Dollar Tree's stock was tumbling 19.3% in recent trading after the discount retailer reported the biggest quarterly profit miss in at least five years, according to available FactSet data. The stock was by far the biggest loser among S&P 500 components and the selloff is certainly historic.
Walgreens Boots Alliance Inc. (WBA): $8.90, 25 year lows
Walgreens is struggling with declining same-store sales and shrinking profit margins amid a tough retail environment. The company's heavy dependence on the pharmacy business is a vulnerability, particularly with the rise of telehealth services and increased competition from online pharmacies. Moreover, its global expansion strategy has not yet proven to be as successful as anticipated, adding further strain. Operational inefficiencies and a shifting healthcare landscape present significant risks to WBA's profitability and long-term growth prospects.
In a report released today, Allen Lutz from Bank of America Securities reiterated a Sell rating on Walgreens Boots Alliance (WBA – Research Report), with a price target of $7.50. Allen Lutz has given his Sell rating due to a combination of factors affecting the financial health and prospects of Walgreens Boots Alliance. The company is expected to face continued pressure on its gross profit and margins well into FY25.
Some good news with one of our junior oil&gas stocks
Trillion Energy CSE: TCF, OTCQB: TRLEF - - - Recent Price - $0.14
Entry Price - $0.19 - - - - - - Opinion - buy
Today, TCF announced a production update for oil and gas fields, highlighting robust performance and strategic developments. The stock has moved up some.
During the month of August, the 100% gas production from SASB was about 133.13 MMcf giving a gross total of US$1,456,400 and a Trillion 49% value of US$713,640 with a realized Natural Gas price of about US$10.94. Trillion’s gross oil revenue from Cendere is US$342,700. Trillion’s total gross production revenue for August is US$1,056,340.
The gas revenue from SASB is 95% from Guluc-2 and South Akcakoca-2, both stabilized and 5% from West Akcakoca-1 which has not stabilized and produces intermittently. SASB’s total average production for August was 4.6 MMcf/d. Akcakoca-3 well head pressure (WHP) has continued to increase to a current 583 psi compared to the initial WHP of 100 psi and early this week the well will be opened for a flow test.

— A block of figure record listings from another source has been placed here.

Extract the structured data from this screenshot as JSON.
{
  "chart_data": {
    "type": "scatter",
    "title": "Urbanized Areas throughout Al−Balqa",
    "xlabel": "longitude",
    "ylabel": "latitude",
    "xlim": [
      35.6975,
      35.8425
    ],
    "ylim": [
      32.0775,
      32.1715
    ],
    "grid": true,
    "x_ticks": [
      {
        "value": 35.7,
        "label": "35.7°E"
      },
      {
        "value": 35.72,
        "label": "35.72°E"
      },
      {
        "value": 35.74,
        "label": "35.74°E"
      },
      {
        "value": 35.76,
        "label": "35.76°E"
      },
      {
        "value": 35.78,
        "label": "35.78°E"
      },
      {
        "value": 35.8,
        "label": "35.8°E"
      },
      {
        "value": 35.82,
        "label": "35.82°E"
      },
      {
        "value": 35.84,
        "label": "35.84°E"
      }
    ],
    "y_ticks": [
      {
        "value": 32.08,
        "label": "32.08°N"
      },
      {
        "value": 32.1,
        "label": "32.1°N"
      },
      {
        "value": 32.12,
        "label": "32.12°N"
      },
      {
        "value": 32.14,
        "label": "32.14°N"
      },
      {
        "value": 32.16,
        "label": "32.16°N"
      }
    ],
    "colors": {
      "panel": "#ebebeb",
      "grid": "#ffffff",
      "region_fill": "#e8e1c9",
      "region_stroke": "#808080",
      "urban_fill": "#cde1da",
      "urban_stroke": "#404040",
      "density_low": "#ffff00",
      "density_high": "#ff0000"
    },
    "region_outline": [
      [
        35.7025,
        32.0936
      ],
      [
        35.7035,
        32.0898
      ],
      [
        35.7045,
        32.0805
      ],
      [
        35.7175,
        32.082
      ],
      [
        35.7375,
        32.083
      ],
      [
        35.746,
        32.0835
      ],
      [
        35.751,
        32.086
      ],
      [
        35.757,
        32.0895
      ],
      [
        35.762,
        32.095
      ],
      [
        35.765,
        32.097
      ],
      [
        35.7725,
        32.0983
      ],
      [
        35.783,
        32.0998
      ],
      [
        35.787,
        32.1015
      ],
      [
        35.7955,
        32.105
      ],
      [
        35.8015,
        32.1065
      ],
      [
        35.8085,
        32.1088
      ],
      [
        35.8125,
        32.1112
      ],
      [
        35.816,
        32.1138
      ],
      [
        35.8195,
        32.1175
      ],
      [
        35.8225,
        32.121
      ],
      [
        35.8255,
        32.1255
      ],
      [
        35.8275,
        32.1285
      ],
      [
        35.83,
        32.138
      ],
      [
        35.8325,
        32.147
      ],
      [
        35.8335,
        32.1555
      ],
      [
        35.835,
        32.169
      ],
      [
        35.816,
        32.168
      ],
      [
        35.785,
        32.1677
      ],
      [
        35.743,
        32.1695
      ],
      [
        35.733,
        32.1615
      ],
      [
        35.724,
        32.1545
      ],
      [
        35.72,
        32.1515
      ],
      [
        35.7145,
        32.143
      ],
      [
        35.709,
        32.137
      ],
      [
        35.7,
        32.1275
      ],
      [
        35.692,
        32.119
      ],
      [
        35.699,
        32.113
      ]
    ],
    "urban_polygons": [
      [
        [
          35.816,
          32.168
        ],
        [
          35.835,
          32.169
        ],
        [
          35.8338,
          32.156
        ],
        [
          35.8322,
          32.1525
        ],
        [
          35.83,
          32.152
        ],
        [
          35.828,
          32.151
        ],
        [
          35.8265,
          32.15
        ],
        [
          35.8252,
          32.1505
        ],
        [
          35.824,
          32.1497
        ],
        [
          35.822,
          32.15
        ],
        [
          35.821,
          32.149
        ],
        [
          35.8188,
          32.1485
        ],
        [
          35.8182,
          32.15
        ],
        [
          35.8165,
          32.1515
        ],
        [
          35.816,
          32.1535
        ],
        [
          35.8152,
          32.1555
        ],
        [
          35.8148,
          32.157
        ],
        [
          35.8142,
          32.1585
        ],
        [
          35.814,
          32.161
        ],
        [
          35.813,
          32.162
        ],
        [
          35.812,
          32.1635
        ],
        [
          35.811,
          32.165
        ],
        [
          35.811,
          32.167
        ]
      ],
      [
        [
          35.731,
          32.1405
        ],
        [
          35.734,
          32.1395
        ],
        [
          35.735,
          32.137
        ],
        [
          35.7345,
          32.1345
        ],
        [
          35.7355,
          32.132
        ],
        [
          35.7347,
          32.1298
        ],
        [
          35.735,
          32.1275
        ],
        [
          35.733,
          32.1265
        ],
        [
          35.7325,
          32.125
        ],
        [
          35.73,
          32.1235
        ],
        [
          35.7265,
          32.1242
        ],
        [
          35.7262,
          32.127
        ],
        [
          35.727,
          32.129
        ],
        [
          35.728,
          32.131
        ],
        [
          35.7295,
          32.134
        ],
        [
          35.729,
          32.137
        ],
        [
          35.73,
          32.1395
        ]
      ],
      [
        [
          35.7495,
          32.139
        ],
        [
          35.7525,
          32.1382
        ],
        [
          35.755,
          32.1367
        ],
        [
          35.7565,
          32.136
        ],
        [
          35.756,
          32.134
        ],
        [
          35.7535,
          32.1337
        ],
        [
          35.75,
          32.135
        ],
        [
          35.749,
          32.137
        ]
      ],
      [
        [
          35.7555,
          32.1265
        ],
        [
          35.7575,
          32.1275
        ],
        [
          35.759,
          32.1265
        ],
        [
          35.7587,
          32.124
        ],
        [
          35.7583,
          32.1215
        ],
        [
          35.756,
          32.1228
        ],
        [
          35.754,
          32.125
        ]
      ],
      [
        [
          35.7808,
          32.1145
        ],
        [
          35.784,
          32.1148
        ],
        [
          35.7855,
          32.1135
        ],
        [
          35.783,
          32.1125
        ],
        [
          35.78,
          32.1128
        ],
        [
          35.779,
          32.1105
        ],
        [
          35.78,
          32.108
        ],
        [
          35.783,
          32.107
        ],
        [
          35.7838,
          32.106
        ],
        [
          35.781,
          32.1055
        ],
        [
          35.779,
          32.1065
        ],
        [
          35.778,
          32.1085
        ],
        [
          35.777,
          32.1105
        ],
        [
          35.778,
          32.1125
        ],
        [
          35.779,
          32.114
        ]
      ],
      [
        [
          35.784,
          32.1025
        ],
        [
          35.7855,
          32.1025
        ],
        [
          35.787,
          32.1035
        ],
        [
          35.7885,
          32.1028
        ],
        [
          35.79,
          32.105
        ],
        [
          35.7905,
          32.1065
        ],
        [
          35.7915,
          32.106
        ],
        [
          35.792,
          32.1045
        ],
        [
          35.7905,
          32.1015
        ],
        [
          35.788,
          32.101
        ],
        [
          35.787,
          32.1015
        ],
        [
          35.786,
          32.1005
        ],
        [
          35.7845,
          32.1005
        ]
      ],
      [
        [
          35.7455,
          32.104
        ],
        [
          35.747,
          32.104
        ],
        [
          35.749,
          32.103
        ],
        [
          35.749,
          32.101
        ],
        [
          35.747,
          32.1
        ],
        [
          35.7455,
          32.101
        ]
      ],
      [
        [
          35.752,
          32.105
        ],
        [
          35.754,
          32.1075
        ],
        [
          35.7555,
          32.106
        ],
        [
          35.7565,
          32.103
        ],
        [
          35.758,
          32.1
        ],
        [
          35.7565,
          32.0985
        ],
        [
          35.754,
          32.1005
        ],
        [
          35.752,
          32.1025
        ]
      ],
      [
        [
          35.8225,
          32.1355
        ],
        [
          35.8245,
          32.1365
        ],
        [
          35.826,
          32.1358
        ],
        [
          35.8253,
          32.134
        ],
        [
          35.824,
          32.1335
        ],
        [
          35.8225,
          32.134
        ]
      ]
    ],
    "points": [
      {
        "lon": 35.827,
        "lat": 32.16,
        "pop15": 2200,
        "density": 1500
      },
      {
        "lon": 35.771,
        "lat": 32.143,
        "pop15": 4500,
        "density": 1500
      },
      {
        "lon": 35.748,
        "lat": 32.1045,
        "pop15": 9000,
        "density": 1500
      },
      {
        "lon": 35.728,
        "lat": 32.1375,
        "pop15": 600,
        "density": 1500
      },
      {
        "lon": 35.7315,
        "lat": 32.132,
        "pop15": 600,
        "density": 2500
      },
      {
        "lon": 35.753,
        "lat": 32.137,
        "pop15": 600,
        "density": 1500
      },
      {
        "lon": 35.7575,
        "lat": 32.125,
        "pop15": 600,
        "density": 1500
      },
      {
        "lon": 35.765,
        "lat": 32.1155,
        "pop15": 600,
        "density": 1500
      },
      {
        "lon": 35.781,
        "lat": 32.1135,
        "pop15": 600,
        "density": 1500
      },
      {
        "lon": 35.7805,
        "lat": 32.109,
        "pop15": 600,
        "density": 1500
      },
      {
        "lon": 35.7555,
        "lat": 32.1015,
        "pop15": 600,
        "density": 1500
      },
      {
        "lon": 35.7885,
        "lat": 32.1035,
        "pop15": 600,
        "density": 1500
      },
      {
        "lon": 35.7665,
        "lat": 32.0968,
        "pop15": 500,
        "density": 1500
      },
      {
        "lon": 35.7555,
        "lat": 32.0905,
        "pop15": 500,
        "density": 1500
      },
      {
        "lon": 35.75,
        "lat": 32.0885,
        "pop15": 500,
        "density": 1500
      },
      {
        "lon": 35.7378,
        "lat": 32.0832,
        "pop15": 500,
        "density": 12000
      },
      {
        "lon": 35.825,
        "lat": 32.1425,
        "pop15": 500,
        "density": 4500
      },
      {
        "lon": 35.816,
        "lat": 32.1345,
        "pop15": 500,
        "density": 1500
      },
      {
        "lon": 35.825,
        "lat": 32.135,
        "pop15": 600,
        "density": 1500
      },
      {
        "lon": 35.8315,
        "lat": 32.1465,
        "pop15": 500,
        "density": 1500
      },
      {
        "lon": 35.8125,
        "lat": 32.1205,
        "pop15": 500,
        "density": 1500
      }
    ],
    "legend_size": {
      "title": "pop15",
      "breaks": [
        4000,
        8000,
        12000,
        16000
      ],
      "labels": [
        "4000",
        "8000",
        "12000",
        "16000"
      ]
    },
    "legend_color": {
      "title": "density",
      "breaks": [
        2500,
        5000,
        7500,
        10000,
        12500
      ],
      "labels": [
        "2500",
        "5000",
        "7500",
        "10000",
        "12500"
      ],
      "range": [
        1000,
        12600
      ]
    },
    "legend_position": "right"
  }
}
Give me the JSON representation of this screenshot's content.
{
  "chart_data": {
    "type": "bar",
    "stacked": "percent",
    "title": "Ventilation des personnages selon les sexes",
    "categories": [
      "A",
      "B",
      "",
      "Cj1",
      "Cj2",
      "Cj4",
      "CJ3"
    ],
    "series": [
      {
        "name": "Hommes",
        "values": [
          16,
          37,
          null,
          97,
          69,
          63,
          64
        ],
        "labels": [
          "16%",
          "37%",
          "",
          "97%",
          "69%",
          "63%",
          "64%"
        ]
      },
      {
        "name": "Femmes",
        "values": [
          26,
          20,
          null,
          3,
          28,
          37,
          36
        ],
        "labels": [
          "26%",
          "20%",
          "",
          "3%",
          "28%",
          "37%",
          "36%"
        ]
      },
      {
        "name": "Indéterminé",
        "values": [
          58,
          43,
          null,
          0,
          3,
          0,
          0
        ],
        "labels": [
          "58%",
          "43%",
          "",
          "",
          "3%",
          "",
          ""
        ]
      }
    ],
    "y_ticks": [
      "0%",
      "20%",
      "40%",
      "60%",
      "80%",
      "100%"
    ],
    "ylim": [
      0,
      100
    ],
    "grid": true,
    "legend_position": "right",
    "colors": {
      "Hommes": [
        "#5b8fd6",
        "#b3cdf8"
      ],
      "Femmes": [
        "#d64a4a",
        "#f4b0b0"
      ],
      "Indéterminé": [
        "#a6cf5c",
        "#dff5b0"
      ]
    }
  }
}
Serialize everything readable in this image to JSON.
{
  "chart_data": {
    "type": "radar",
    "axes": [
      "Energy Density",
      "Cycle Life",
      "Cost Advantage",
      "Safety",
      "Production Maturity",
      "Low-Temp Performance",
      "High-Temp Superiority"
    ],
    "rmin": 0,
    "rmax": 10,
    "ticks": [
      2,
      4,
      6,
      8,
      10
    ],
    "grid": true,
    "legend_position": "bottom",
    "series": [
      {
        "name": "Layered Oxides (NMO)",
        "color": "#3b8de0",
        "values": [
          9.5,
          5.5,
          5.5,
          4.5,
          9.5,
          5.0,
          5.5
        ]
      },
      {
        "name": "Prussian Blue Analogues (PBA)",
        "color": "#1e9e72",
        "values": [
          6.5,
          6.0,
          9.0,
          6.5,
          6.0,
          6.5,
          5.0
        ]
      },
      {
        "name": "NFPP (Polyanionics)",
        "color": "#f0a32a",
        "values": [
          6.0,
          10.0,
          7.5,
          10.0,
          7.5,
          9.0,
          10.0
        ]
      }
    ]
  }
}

Trillion Energy is positioned to significantly enhance production through the installation of 2 3/8” velocity strings (VS), replacing the current 4 ½“tubing. To install the VS the wells have to be killed, but with the wells producing gas at these high daily rates killing the well is undesirable therefore the feasibility of installing the VS in a flowing well is being evaluated.
CEO Arthur Halleran stated: “Trillion’s August gross revenue of US$1.46 Million illustrates the future potential of increasing the monthly revenue once we have more than just two gas wells producing. The VS (2 3/8” production tubing) installation in all 6 wells will substantially increase the gas production at SASB. The 10 legacy wells at SASB between 2007 and 2021 produced a total of 42.19 Bcf of gas utilizing 2 3/8” production tubing, about 4.2 Bcf/well. We can expect the same with our wells once we put in the 2 3/8”. Even with the 4 ½” production tubing we have produced 2.71 Bcf of gas from our 2022/23 wells. Our gas price is US$10.94/mcf whereas the Henry Hub Gas spot price is US$1.91.”
Trillion's well work over is generating good results. Cash flow will fund their oil exploration on huge targets, late this year or early next. We need to see the stock close at $0.17 or higher for a higher high on the chart.